I could think of a handful of chemicals that would fuck your shit up if you tried to combine them or just use them (see: acetone and hydrogen peroxide, n-butyl lithium, an old as fuck container of ether with crystals around the cap, an unlabelled tank of hydrogen).

amazing technique to disrupt laboratories: leave unlabeled shit everywhere

your lab must be tremendously unimportant

>Hey let's open this
>It was Sarin gas
>hrghrehgh
>....

>every agency
What a fag. Cant even clean up a few chemicals. Illicit drug chemists have more skills than the fairy fags running around pharmaceuticals and universities these days.

yes, and they also get killed/deformed/horribly injured a lot

>hey lets open this
>it was ClF3
>all other chemicals are now gone

I think that'd be funny.

Don't need practical skills for it. If you have the knowledge of what they are, you can slowly deduce what each unlabeled containers contains. It would be quite dangerous though.

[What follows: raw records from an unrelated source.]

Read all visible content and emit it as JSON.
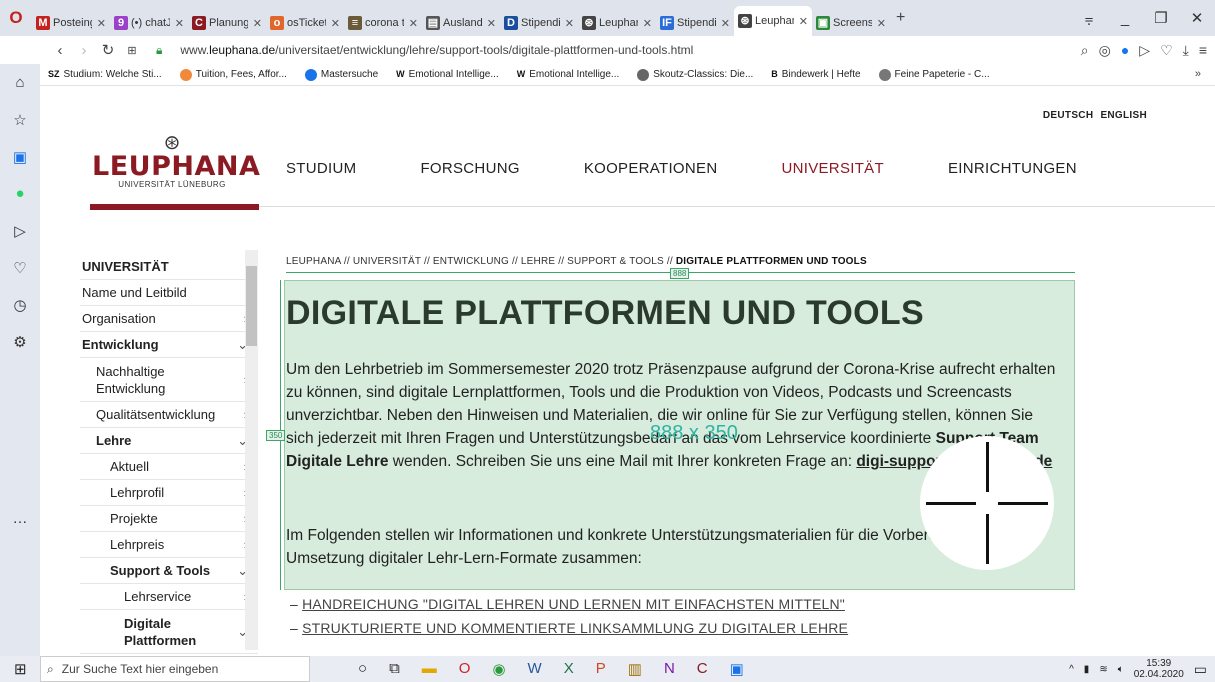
{
  "tabs": [
    {
      "label": "Posteing",
      "fav": "M",
      "color": "#c5221f"
    },
    {
      "label": "(•) chatJ",
      "fav": "9",
      "color": "#9b40c9"
    },
    {
      "label": "Planung",
      "fav": "C",
      "color": "#8b1a22"
    },
    {
      "label": "osTicket",
      "fav": "o",
      "color": "#e0662b"
    },
    {
      "label": "corona t",
      "fav": "≡",
      "color": "#6b5a3a"
    },
    {
      "label": "Auslands",
      "fav": "▤",
      "color": "#555"
    },
    {
      "label": "Stipendi",
      "fav": "D",
      "color": "#1a4fa0"
    },
    {
      "label": "Leuphan",
      "fav": "⊛",
      "color": "#444"
    },
    {
      "label": "Stipendi",
      "fav": "IF",
      "color": "#2b6cd8"
    },
    {
      "label": "Leuphan",
      "fav": "⊛",
      "color": "#444",
      "active": true
    },
    {
      "label": "Screensh",
      "fav": "▣",
      "color": "#2a8a3a"
    }
  ],
  "address": {
    "url_prefix": "www.",
    "url_domain": "leuphana.de",
    "url_path": "/universitaet/entwicklung/lehre/support-tools/digitale-plattformen-und-tools.html"
  },
  "bookmarks": [
    {
      "label": "Studium: Welche Sti...",
      "icon": "SZ",
      "color": "#111"
    },
    {
      "label": "Tuition, Fees, Affor...",
      "icon": "circle",
      "color": "#f08a3a"
    },
    {
      "label": "Mastersuche",
      "icon": "circle",
      "color": "#1a73e8"
    },
    {
      "label": "Emotional Intellige...",
      "icon": "W",
      "color": "#111"
    },
    {
      "label": "Emotional Intellige...",
      "icon": "W",
      "color": "#111"
    },
    {
      "label": "Skoutz-Classics: Die...",
      "icon": "person",
      "color": "#666"
    },
    {
      "label": "Bindewerk | Hefte",
      "icon": "B",
      "color": "#111"
    },
    {
      "label": "Feine Papeterie - C...",
      "icon": "shop",
      "color": "#777"
    }
  ],
  "site": {
    "lang_de": "DEUTSCH",
    "lang_en": "ENGLISH",
    "logo_name": "LEUPHANA",
    "logo_sub": "UNIVERSITÄT LÜNEBURG",
    "menu": [
      "STUDIUM",
      "FORSCHUNG",
      "KOOPERATIONEN",
      "UNIVERSITÄT",
      "EINRICHTUNGEN"
    ],
    "accent": "#8b1a22"
  },
  "subnav": [
    {
      "label": "UNIVERSITÄT",
      "level": 0,
      "bold": true,
      "chev": ""
    },
    {
      "label": "Name und Leitbild",
      "level": 0,
      "bold": false,
      "chev": ""
    },
    {
      "label": "Organisation",
      "level": 0,
      "bold": false,
      "chev": "›"
    },
    {
      "label": "Entwicklung",
      "level": 0,
      "bold": true,
      "chev": "⌄"
    },
    {
      "label": "Nachhaltige Entwicklung",
      "level": 1,
      "bold": false,
      "chev": "›"
    },
    {
      "label": "Qualitätsentwicklung",
      "level": 1,
      "bold": false,
      "chev": "›"
    },
    {
      "label": "Lehre",
      "level": 1,
      "bold": true,
      "chev": "⌄"
    },
    {
      "label": "Aktuell",
      "level": 2,
      "bold": false,
      "chev": "›"
    },
    {
      "label": "Lehrprofil",
      "level": 2,
      "bold": false,
      "chev": "›"
    },
    {
      "label": "Projekte",
      "level": 2,
      "bold": false,
      "chev": "›"
    },
    {
      "label": "Lehrpreis",
      "level": 2,
      "bold": false,
      "chev": "›"
    },
    {
      "label": "Support & Tools",
      "level": 2,
      "bold": true,
      "chev": "⌄"
    },
    {
      "label": "Lehrservice",
      "level": 3,
      "bold": false,
      "chev": "›"
    },
    {
      "label": "Digitale Plattformen",
      "level": 3,
      "bold": true,
      "chev": "⌄"
    }
  ],
  "content": {
    "breadcrumb": "LEUPHANA // UNIVERSITÄT // ENTWICKLUNG // LEHRE // SUPPORT & TOOLS // ",
    "breadcrumb_current": "DIGITALE PLATTFORMEN UND TOOLS",
    "title": "DIGITALE PLATTFORMEN UND TOOLS",
    "p1_a": "Um den Lehrbetrieb im Sommersemester 2020 trotz Präsenzpause aufgrund der Corona-Krise aufrecht erhalten zu können, sind digitale Lernplattformen, Tools und die Produktion von Videos, Podcasts und Screencasts unverzichtbar. Neben den Hinweisen und Materialien, die wir online für Sie zur Verfügung stellen, können Sie sich jederzeit mit Ihren Fragen und Unterstützungsbedarf an das vom Lehrservice koordinierte ",
    "p1_bold": "Support Team Digitale Lehre",
    "p1_b": " wenden. Schreiben Sie uns eine Mail mit Ihrer konkreten Frage an: ",
    "p1_mail": "digi-support@leuphana.de",
    "p2": "Im Folgenden stellen wir Informationen und konkrete Unterstützungsmaterialien für die Vorbereitung und die Umsetzung digitaler Lehr-Lern-Formate zusammen:",
    "link1": "HANDREICHUNG \"DIGITAL LEHREN UND LERNEN MIT EINFACHSTEN MITTELN\"",
    "link2": "STRUKTURIERTE UND KOMMENTIERTE LINKSAMMLUNG ZU DIGITALER LEHRE"
  },
  "measure": {
    "label": "888 x 350",
    "width_label": "888",
    "height_label": "350"
  },
  "taskbar": {
    "search_placeholder": "Zur Suche Text hier eingeben",
    "time": "15:39",
    "date": "02.04.2020"
  }
}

If an actual inventory of ordered and received chemicals was kept up to date, this process would become significantly easier and likely a whole lot safer.

Stop posting.

Ph.D. in O-Chem here. This wouldn't really be that difficult... For safety I would just wear a respirator and load everything into a glovebox for testing. Any organic solids/liquids would be easy enough with mass spec and NMR. Everything else is just gen chem level.

We do this shit all the time by the way, labels wear off or peel away sometimes. The worst is fucking ether or THF because you could literally blow your hand of just opening the bottle, and they're very common in organic labs.

Thank You, user.
I"m glad someone stepped up as the voice of reason.

>they would be able to figure out what all of them were eventually?

Depends what sort of equipment, PPE, and safety cabinets they had in this 'lab' to do the necessary testing.